Centacare Catholic Country SA will use the money for face to face counselling case work, focusing on outreach and services to people in remote South Australia, particularly Frist Nation communities.
Odyssey House (Vic) will use the funding to continue delivering face to face financial counselling to people with issues arising from alcohol and drug addictions.
Vincent Care Victoria will use the grant money to continue delivering face to face financial counselling casework, with a focus on assisting those people at risk of, or already experiencing, homelessness.
Southern Youth & Family Services (NSW) will use the grant to deliver face to face financial counselling casework, with a focus on assisting young people, particularly those at risk of, or experiencing, homelessness.
Prisoners Legal Service will use the grant to deliver face to face financial counselling casework, with a focus on assisting people in prison or people who have recently been released from prison.
Financial Counsellors Association of Western Australia (FCAWA) | November 2019
Financial counsellors regularly require access to legal support and information to work out the best strategies for advocating for their clients. The Foundation has provided a grant to FCAWA of $130,000 for 12 months so it can continue to employ a solicitor to support financial counsellors in Western Australia.
The work will include:
support to financial counsellors including through professional development via webinars and face to face training
information papers and guidance for financial counsellors on relevant topics and
legal advice to financial counsellors as necessary.
Prison project | November 2019
This project seeks to research an effective way to provide financial counselling support to people in prisons to stop the financial harm that is often a consequence of being incarcerated. People in prison cannot effectively manage their financial obligations and therefore often leave prison facing significant debt and hardship, increasing the risk of recidivism and other negative consequences. The project “Fostering financial stability for people in prison” will analyse the financial counselling work already being offered in prisons and look into ways to improve the service model to ensure people leave prison in a financially stable position.

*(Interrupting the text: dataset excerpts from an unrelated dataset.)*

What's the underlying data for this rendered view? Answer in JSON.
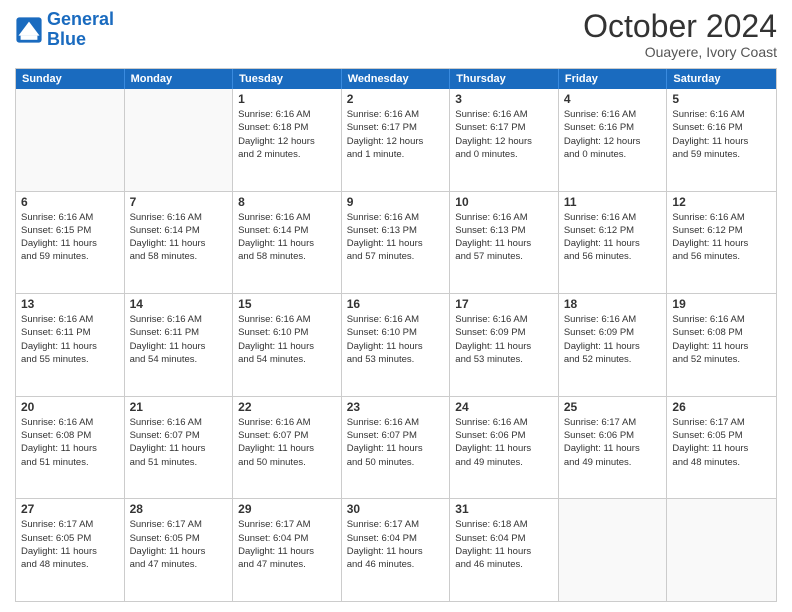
{
  "logo": {
    "text_general": "General",
    "text_blue": "Blue"
  },
  "header": {
    "month": "October 2024",
    "location": "Ouayere, Ivory Coast"
  },
  "weekdays": [
    "Sunday",
    "Monday",
    "Tuesday",
    "Wednesday",
    "Thursday",
    "Friday",
    "Saturday"
  ],
  "weeks": [
    [
      {
        "day": "",
        "lines": []
      },
      {
        "day": "",
        "lines": []
      },
      {
        "day": "1",
        "lines": [
          "Sunrise: 6:16 AM",
          "Sunset: 6:18 PM",
          "Daylight: 12 hours",
          "and 2 minutes."
        ]
      },
      {
        "day": "2",
        "lines": [
          "Sunrise: 6:16 AM",
          "Sunset: 6:17 PM",
          "Daylight: 12 hours",
          "and 1 minute."
        ]
      },
      {
        "day": "3",
        "lines": [
          "Sunrise: 6:16 AM",
          "Sunset: 6:17 PM",
          "Daylight: 12 hours",
          "and 0 minutes."
        ]
      },
      {
        "day": "4",
        "lines": [
          "Sunrise: 6:16 AM",
          "Sunset: 6:16 PM",
          "Daylight: 12 hours",
          "and 0 minutes."
        ]
      },
      {
        "day": "5",
        "lines": [
          "Sunrise: 6:16 AM",
          "Sunset: 6:16 PM",
          "Daylight: 11 hours",
          "and 59 minutes."
        ]
      }
    ],
    [
      {
        "day": "6",
        "lines": [
          "Sunrise: 6:16 AM",
          "Sunset: 6:15 PM",
          "Daylight: 11 hours",
          "and 59 minutes."
        ]
      },
      {
        "day": "7",
        "lines": [
          "Sunrise: 6:16 AM",
          "Sunset: 6:14 PM",
          "Daylight: 11 hours",
          "and 58 minutes."
        ]
      },
      {
        "day": "8",
        "lines": [
          "Sunrise: 6:16 AM",
          "Sunset: 6:14 PM",
          "Daylight: 11 hours",
          "and 58 minutes."
        ]
      },
      {
        "day": "9",
        "lines": [
          "Sunrise: 6:16 AM",
          "Sunset: 6:13 PM",
          "Daylight: 11 hours",
          "and 57 minutes."
        ]
      },
      {
        "day": "10",
        "lines": [
          "Sunrise: 6:16 AM",
          "Sunset: 6:13 PM",
          "Daylight: 11 hours",
          "and 57 minutes."
        ]
      },
      {
        "day": "11",
        "lines": [
          "Sunrise: 6:16 AM",
          "Sunset: 6:12 PM",
          "Daylight: 11 hours",
          "and 56 minutes."
        ]
      },
      {
        "day": "12",
        "lines": [
          "Sunrise: 6:16 AM",
          "Sunset: 6:12 PM",
          "Daylight: 11 hours",
          "and 56 minutes."
        ]
      }
    ],
    [
      {
        "day": "13",
        "lines": [
          "Sunrise: 6:16 AM",
          "Sunset: 6:11 PM",
          "Daylight: 11 hours",
          "and 55 minutes."
        ]
      },
      {
        "day": "14",
        "lines": [
          "Sunrise: 6:16 AM",
          "Sunset: 6:11 PM",
          "Daylight: 11 hours",
          "and 54 minutes."
        ]
      },
      {
        "day": "15",
        "lines": [
          "Sunrise: 6:16 AM",
          "Sunset: 6:10 PM",
          "Daylight: 11 hours",
          "and 54 minutes."
        ]
      },
      {
        "day": "16",
        "lines": [
          "Sunrise: 6:16 AM",
          "Sunset: 6:10 PM",
          "Daylight: 11 hours",
          "and 53 minutes."
        ]
      },
      {
        "day": "17",
        "lines": [
          "Sunrise: 6:16 AM",
          "Sunset: 6:09 PM",
          "Daylight: 11 hours",
          "and 53 minutes."
        ]
      },
      {
        "day": "18",
        "lines": [
          "Sunrise: 6:16 AM",
          "Sunset: 6:09 PM",
          "Daylight: 11 hours",
          "and 52 minutes."
        ]
      },
      {
        "day": "19",
        "lines": [
          "Sunrise: 6:16 AM",
          "Sunset: 6:08 PM",
          "Daylight: 11 hours",
          "and 52 minutes."
        ]
      }
    ],
    [
      {
        "day": "20",
        "lines": [
          "Sunrise: 6:16 AM",
          "Sunset: 6:08 PM",
          "Daylight: 11 hours",
          "and 51 minutes."
        ]
      },
      {
        "day": "21",
        "lines": [
          "Sunrise: 6:16 AM",
          "Sunset: 6:07 PM",
          "Daylight: 11 hours",
          "and 51 minutes."
        ]
      },
      {
        "day": "22",
        "lines": [
          "Sunrise: 6:16 AM",
          "Sunset: 6:07 PM",
          "Daylight: 11 hours",
          "and 50 minutes."
        ]
      },
      {
        "day": "23",
        "lines": [
          "Sunrise: 6:16 AM",
          "Sunset: 6:07 PM",
          "Daylight: 11 hours",
          "and 50 minutes."
        ]
      },
      {
        "day": "24",
        "lines": [
          "Sunrise: 6:16 AM",
          "Sunset: 6:06 PM",
          "Daylight: 11 hours",
          "and 49 minutes."
        ]
      },
      {
        "day": "25",
        "lines": [
          "Sunrise: 6:17 AM",
          "Sunset: 6:06 PM",
          "Daylight: 11 hours",
          "and 49 minutes."
        ]
      },
      {
        "day": "26",
        "lines": [
          "Sunrise: 6:17 AM",
          "Sunset: 6:05 PM",
          "Daylight: 11 hours",
          "and 48 minutes."
        ]
      }
    ],
    [
      {
        "day": "27",
        "lines": [
          "Sunrise: 6:17 AM",
          "Sunset: 6:05 PM",
          "Daylight: 11 hours",
          "and 48 minutes."
        ]
      },
      {
        "day": "28",
        "lines": [
          "Sunrise: 6:17 AM",
          "Sunset: 6:05 PM",
          "Daylight: 11 hours",
          "and 47 minutes."
        ]
      },
      {
        "day": "29",
        "lines": [
          "Sunrise: 6:17 AM",
          "Sunset: 6:04 PM",
          "Daylight: 11 hours",
          "and 47 minutes."
        ]
      },
      {
        "day": "30",
        "lines": [
          "Sunrise: 6:17 AM",
          "Sunset: 6:04 PM",
          "Daylight: 11 hours",
          "and 46 minutes."
        ]
      },
      {
        "day": "31",
        "lines": [
          "Sunrise: 6:18 AM",
          "Sunset: 6:04 PM",
          "Daylight: 11 hours",
          "and 46 minutes."
        ]
      },
      {
        "day": "",
        "lines": []
      },
      {
        "day": "",
        "lines": []
      }
    ]
  ]
}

The aim of the project is to:
develop a clearer understanding of the risks and what works for existing prison programs with regard to improving financial stability; and
provide recommendations for how existing programs that support people to leave prison in a financially stable position can be less complicated to develop, implement and resource and therefore be more effective.

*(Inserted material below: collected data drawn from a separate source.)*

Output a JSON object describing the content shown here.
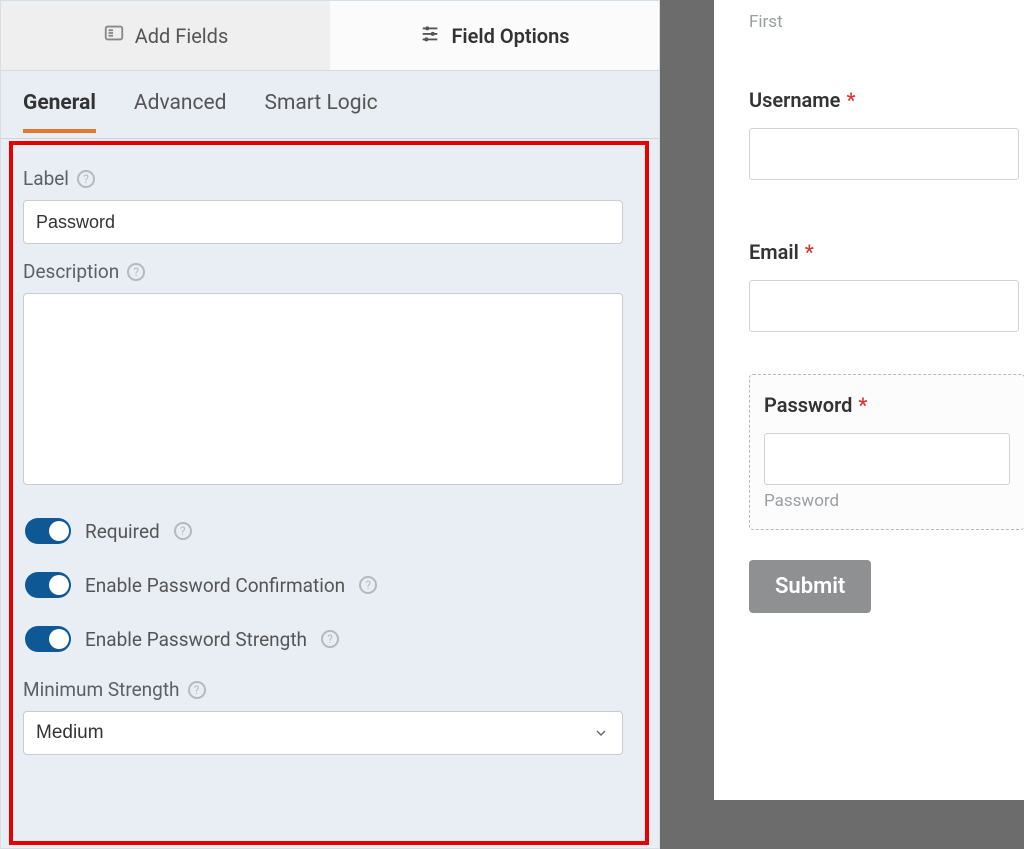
{
  "top_tabs": {
    "add_fields": "Add Fields",
    "field_options": "Field Options"
  },
  "sub_tabs": {
    "general": "General",
    "advanced": "Advanced",
    "smart_logic": "Smart Logic"
  },
  "options": {
    "label_label": "Label",
    "label_value": "Password",
    "description_label": "Description",
    "description_value": "",
    "required_label": "Required",
    "confirmation_label": "Enable Password Confirmation",
    "strength_label": "Enable Password Strength",
    "min_strength_label": "Minimum Strength",
    "min_strength_value": "Medium",
    "toggles": {
      "required": true,
      "confirmation": true,
      "strength": true
    }
  },
  "preview": {
    "first_sublabel": "First",
    "username_label": "Username",
    "email_label": "Email",
    "password_label": "Password",
    "password_sublabel": "Password",
    "submit": "Submit"
  }
}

The project will involve reviewing the successes and failures of existing projects, map corrections systems nationally, conduct interviews with people who have been imprisoned and also prison staff and run workshops, among other things. By working closely with people with lived experience of being or working in prison, the project will offer new insights for developing effective programs.
This project is auspiced through Financial Counselling Australia who have appointed Thriving Communities Partnership to deliver the project. Funding is for $200,000 over 18 months. Note: FCA has not received any funding for administering this project.